Hope James


Widows and relatives of retired primary school teachers in Akwa Ibom State again, on Tuesday, took to the streets of Uyo, the state capital, to protest unpaid entitlements owed to retired teachers in the state by the state government.

The protesters, who were stopped by the police during their protest march against the government, said many members of theirs had reportedly died as they could not afford medical bills due their unpaid entitlements.

They walked round Willington Bassey Road, leading to the government house, and chanted solidarity songs while displaying a banner with the inscription “Deacon Udom Emmanuel Save Our Soul.”

The group’s Secretary, Mr. Benson Benjamin, while addressing newsmen, confirmed that the State government had released only N1bn out of N33bn since the completion of the verification exercise, saying the amount had not changed as many of them were yet to get anything.

According to him, “Last year the governor said we should conduct a verification exercise, and after the exercise it was discovered that the governor owed over N33bn, and the governor thereafter released a paltry N1bn, which was not enough.”

He alleged that government officials took their pensions and gratuities upfront before leaving office after serving for just eight years, adding that retired primary school teachers who had served for 35 years were yet to receive their entitlements.

He noted that if the governor failed to accede to their demands, they would stage another protest on September 23, which was the state anniversary, to tell the world how they had suffered.

“These people have served for 35 years and they deserve their entitlements.

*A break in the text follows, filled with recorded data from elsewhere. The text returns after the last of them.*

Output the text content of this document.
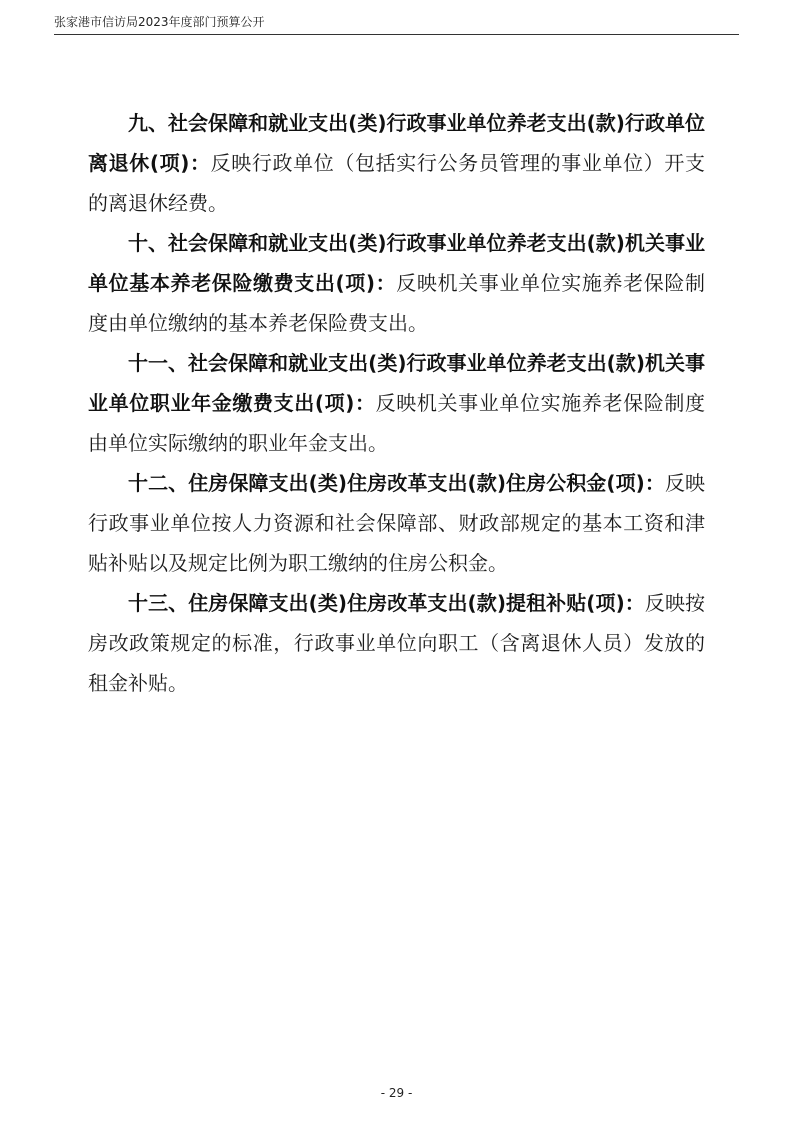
张家港市信访局2023年度部门预算公开

九、社会保障和就业支出(类)行政事业单位养老支出(款)行政单位离退休(项)：反映行政单位（包括实行公务员管理的事业单位）开支的离退休经费。

十、社会保障和就业支出(类)行政事业单位养老支出(款)机关事业单位基本养老保险缴费支出(项)：反映机关事业单位实施养老保险制度由单位缴纳的基本养老保险费支出。

十一、社会保障和就业支出(类)行政事业单位养老支出(款)机关事业单位职业年金缴费支出(项)：反映机关事业单位实施养老保险制度由单位实际缴纳的职业年金支出。

十二、住房保障支出(类)住房改革支出(款)住房公积金(项)：反映行政事业单位按人力资源和社会保障部、财政部规定的基本工资和津贴补贴以及规定比例为职工缴纳的住房公积金。

十三、住房保障支出(类)住房改革支出(款)提租补贴(项)：反映按房改政策规定的标准，行政事业单位向职工（含离退休人员）发放的租金补贴。

- 29 -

Today, we are telling the governor to take responsibility and pay these people their entitlements. We ask him to come and do the needful.

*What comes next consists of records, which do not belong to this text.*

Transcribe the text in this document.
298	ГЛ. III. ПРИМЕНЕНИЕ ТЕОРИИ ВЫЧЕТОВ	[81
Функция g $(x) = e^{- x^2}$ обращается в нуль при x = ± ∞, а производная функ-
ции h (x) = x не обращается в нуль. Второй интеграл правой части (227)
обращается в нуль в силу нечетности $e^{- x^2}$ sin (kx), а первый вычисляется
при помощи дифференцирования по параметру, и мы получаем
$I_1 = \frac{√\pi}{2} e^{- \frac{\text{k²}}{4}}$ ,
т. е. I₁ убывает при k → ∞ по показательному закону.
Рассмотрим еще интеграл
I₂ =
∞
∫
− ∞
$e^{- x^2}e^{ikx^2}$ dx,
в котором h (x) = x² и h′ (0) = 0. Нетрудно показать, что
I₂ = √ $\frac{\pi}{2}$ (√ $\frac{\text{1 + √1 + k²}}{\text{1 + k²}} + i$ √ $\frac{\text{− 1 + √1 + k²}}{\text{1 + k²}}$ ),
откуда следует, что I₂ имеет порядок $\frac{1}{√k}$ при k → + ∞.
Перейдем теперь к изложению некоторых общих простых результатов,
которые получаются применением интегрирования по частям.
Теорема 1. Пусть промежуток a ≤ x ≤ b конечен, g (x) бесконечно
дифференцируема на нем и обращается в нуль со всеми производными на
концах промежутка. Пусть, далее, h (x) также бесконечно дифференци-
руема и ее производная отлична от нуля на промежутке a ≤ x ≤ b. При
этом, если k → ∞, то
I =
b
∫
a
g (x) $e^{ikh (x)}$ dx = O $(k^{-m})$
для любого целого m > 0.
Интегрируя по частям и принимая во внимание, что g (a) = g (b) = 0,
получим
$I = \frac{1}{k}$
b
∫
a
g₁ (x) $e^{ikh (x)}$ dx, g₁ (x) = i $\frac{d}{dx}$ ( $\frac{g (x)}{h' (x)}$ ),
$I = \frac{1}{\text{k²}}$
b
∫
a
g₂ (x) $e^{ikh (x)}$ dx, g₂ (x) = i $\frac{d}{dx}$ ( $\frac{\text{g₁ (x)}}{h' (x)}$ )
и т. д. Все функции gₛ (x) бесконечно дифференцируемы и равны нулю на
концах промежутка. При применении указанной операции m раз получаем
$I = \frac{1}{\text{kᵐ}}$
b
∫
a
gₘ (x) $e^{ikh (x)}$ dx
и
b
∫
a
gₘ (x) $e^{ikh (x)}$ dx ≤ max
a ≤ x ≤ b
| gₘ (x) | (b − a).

“Our members are dying by the day. Our members cannot go for their medical treatments. We urge the government to take the bull by the horns and pay the entitlements.

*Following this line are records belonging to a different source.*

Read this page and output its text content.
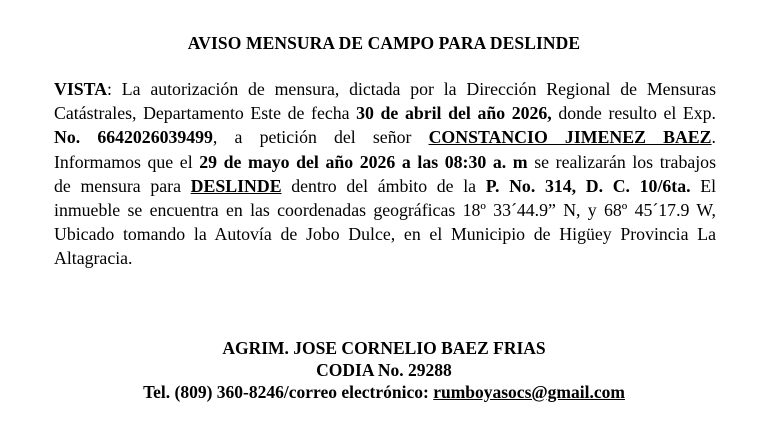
AVISO MENSURA DE CAMPO PARA DESLINDE
VISTA: La autorización de mensura, dictada por la Dirección Regional de Mensuras
Catástrales, Departamento Este de fecha 30 de abril del año 2026, donde resulto el Exp.
No. 6642026039499, a petición del señor CONSTANCIO JIMENEZ BAEZ.
Informamos que el 29 de mayo del año 2026 a las 08:30 a. m se realizarán los trabajos
de mensura para DESLINDE dentro del ámbito de la P. No. 314, D. C. 10/6ta. El
inmueble se encuentra en las coordenadas geográficas 18º 33´44.9” N, y 68º 45´17.9 W,
Ubicado tomando la Autovía de Jobo Dulce, en el Municipio de Higüey Provincia La
Altagracia.
AGRIM. JOSE CORNELIO BAEZ FRIAS
CODIA No. 29288
Tel. (809) 360-8246/correo electrónico: rumboyasocs@gmail.com
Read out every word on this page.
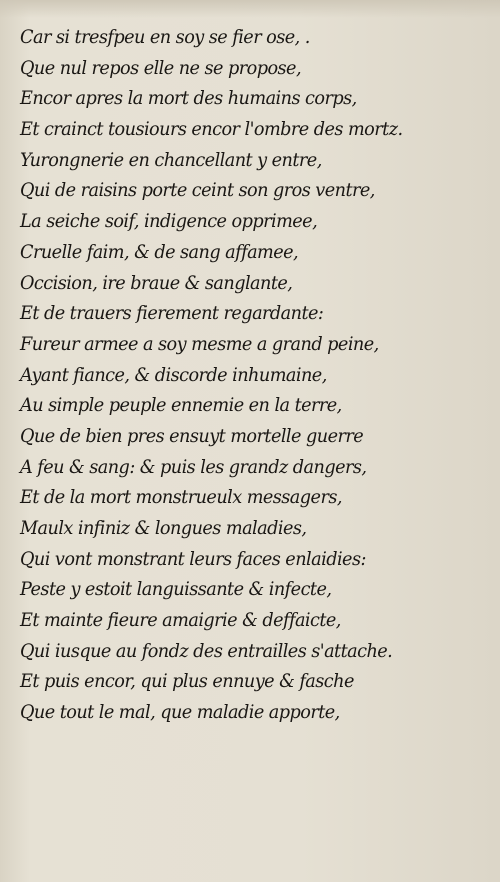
Car si tresfpeu en soy se fier ose, .
Que nul repos elle ne se propose,
Encor apres la mort des humains corps,
Et crainct tousiours encor l'ombre des mortz.
Yurongnerie en chancellant y entre,
Qui de raisins porte ceint son gros ventre,
La seiche soif, indigence opprimee,
Cruelle faim, & de sang affamee,
Occision, ire braue & sanglante,
Et de trauers fierement regardante:
Fureur armee a soy mesme a grand peine,
Ayant fiance, & discorde inhumaine,
Au simple peuple ennemie en la terre,
Que de bien pres ensuyt mortelle guerre
A feu & sang: & puis les grandz dangers,
Et de la mort monstrueulx messagers,
Maulx infiniz & longues maladies,
Qui vont monstrant leurs faces enlaidies:
Peste y estoit languissante & infecte,
Et mainte fieure amaigrie & deffaicte,
Qui iusque au fondz des entrailles s'attache.
Et puis encor, qui plus ennuye & fasche
Que tout le mal, que maladie apporte,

“The government should do the needful. If we go back today without a positive response, we will come back on September 23, to press further our demands, and you know what that means, because we need that money.

“Things are so expensive; we cannot afford housing. It is the governor’s responsibility to pay the money.”

Also speaking, an official of the group, Mr. Samuel Billy, expressed disappointment over the suffering of the widows in the state.

While stating that the state government had the money to pay, he urged the state to pay them their entitlements to reduce the sufferings of members in the state.